One of my favorite things to watch on YouTube is people bringing old tech back to life. RMC The Cave’s Neil has a tremendous series called Trash to Treasures that I just can’t get enough of. Action Retro has immensely entertaining retro Mac shenanigas. And I see them get vintage parts or modern replacements for old components, and it makes me wonder: what the heck are we going to do when our Vitas stop working?
In terms of actual, normal wear and tear, the screen is not that big of a deal. Aside from maybe burn-in issues with the OLED model, there’s no reason to doubt that the Vita screens will last for decades unless broken. But, some are indeed broken. What happens with that?
Well, for now, you can get replacements. But as with anything, production of these screens might eventually stop. What then? Well, there’s a possibility of hacking the Vita to output to another display. Indeed, the Raspberry Pi-powered VitaDock+ project already has that sort of sorted out. So, there’s a bit of hope there for posterity, at least.
This is a tricky one, because in terms of wear and tear, it’s actually the most likely to go first (like most rechargeable batteries). The one in my OLED Vita, purchased in 2014, has already started bulging. Play time is not too bad yet, but stand-by times are horrendous when compared to, say, my 3DS XL. The Nintendo console can last months in stand-by. I’m lucky if I get a couple of weeks out of my Vita.
Again, you can still find replacements for the Vita battery. But what might happen in the future? Well, batteries are both good and bad. They’re bad in the sense that they can go out at any time. But they’re good in that, if you know what you’re doing, you can cobble something together from off-the-shelf parts. In a few years, technology might be at a point where we get better replacement batteries for the Vita than what went in them originally. Or we might have to Mad Max-it and make our own. At least it’s something doable, unlike the screen. If the screen goes and there are no replacement parts, you’re donezo.
Analog Sticks, Buttons, Other Input Devices
The back touch screen is something nobody will miss, I feel, as not that many native games use it. However, since I started playing my PC backlog on my Vita, it has become really useful as a substitute for triggers. You can still get aftermarket ones, though.
As for the analog sticks and buttons, I’ve been surprised at how available they are. A lot of low-volume handhelds use them (from companies like Powkitty and so on) so they seem to be around. I don’t think it’ll be an issue for a while yet.
To me, this is the biggest issue I had when trying to repair a PSP 2000 a few years back. There just weren’t any good quality aftermarket cases for it. The situation seems to have changed, as a friend of mine actually brought that very PSP 2000 back to life recently with a beautiful translucent case.

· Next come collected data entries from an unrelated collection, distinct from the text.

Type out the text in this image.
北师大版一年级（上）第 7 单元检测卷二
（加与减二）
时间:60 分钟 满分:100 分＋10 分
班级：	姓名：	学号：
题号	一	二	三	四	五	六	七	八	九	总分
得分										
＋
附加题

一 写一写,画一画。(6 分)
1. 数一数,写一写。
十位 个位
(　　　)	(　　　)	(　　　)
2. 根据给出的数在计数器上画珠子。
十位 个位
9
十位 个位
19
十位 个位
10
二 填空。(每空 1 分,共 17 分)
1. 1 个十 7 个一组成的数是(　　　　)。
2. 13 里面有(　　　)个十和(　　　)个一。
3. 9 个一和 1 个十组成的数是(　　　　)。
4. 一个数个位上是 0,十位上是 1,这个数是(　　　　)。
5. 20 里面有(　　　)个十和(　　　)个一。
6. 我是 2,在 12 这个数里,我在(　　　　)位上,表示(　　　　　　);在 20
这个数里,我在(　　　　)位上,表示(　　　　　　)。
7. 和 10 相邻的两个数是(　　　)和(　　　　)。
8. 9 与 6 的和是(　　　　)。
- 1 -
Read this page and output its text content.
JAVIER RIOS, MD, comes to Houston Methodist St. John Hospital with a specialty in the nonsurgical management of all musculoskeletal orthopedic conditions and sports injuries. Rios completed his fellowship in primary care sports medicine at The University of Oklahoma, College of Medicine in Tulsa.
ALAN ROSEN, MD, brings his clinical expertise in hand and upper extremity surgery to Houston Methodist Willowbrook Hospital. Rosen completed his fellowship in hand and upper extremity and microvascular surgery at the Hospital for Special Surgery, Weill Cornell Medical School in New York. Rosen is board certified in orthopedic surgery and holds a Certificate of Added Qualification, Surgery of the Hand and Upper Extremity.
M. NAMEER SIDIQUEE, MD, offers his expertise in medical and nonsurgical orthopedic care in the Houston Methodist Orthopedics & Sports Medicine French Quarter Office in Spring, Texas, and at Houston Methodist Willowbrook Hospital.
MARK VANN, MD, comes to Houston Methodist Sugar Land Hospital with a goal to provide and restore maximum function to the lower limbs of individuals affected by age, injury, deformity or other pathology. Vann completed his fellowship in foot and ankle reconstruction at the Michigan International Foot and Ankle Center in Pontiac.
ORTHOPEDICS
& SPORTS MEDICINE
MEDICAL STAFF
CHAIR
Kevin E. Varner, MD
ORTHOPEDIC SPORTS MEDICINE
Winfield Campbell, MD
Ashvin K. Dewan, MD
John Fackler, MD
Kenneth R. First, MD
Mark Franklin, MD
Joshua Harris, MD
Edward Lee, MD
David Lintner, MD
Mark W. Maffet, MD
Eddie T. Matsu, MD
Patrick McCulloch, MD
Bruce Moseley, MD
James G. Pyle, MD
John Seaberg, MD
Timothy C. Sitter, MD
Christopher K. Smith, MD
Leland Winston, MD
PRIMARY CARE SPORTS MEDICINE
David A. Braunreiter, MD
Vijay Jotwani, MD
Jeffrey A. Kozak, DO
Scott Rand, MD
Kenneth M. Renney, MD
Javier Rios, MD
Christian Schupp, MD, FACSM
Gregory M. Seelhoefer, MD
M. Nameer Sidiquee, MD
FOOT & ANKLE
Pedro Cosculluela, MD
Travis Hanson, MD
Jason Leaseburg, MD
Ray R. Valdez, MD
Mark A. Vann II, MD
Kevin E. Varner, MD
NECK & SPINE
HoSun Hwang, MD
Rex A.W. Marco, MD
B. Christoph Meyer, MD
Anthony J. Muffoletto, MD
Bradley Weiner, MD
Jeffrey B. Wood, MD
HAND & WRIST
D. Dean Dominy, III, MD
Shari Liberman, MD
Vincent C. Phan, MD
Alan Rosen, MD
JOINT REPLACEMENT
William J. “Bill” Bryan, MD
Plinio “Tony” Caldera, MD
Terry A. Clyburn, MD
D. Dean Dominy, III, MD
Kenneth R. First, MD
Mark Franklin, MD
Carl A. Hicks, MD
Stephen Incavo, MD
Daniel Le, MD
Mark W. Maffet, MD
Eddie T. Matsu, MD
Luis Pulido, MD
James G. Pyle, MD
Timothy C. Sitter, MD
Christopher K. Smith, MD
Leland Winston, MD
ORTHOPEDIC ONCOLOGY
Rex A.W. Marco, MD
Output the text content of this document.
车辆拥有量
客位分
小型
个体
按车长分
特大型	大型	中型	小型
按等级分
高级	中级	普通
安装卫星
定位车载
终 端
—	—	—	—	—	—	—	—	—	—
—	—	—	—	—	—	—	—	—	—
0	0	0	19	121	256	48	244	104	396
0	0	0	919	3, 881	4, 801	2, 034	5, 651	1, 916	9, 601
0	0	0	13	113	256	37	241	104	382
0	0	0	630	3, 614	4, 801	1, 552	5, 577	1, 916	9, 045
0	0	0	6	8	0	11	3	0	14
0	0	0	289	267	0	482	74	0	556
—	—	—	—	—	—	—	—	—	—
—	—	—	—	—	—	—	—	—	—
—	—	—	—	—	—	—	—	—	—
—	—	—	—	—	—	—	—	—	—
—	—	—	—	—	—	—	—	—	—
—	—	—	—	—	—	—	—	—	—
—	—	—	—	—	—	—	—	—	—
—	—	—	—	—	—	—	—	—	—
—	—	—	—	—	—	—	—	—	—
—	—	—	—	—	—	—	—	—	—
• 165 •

Having a quick look around eBay, you can find plenty of aftermarket housings for the Vita 2000/LED model. But if you’re a phat/1000 owner, you’re going to have to look for OEM parts, new old stock, or buying a dead Vita. That’s a real problem, because sooner or later, we’ll run out of those, too.
So, Is a Dead Vita Dead for Good?
At the moment, I’m actually a bit hopeful. When I started writing this article, I thought the low volume sales of the Vita would mean that getting replacement parts would be a nightmare now, and worse in the future. But I’ve seen some hope. Particularly if you own the 2000 model.
For OG/Phat/1000 owners like myself, things are looking a bit glum. And this article does not take into consideration that you still need to either repair it yourself, or have someone repair it for you. And that’s a whole different can of worms.
For now, I’ll look for battery replacements for my OLED model and keep an eye out for performance out of the original one. Hopefully it’ll last me a few years still. But it’s good to know that not all hope is lost should something to kaput. At least, not right now.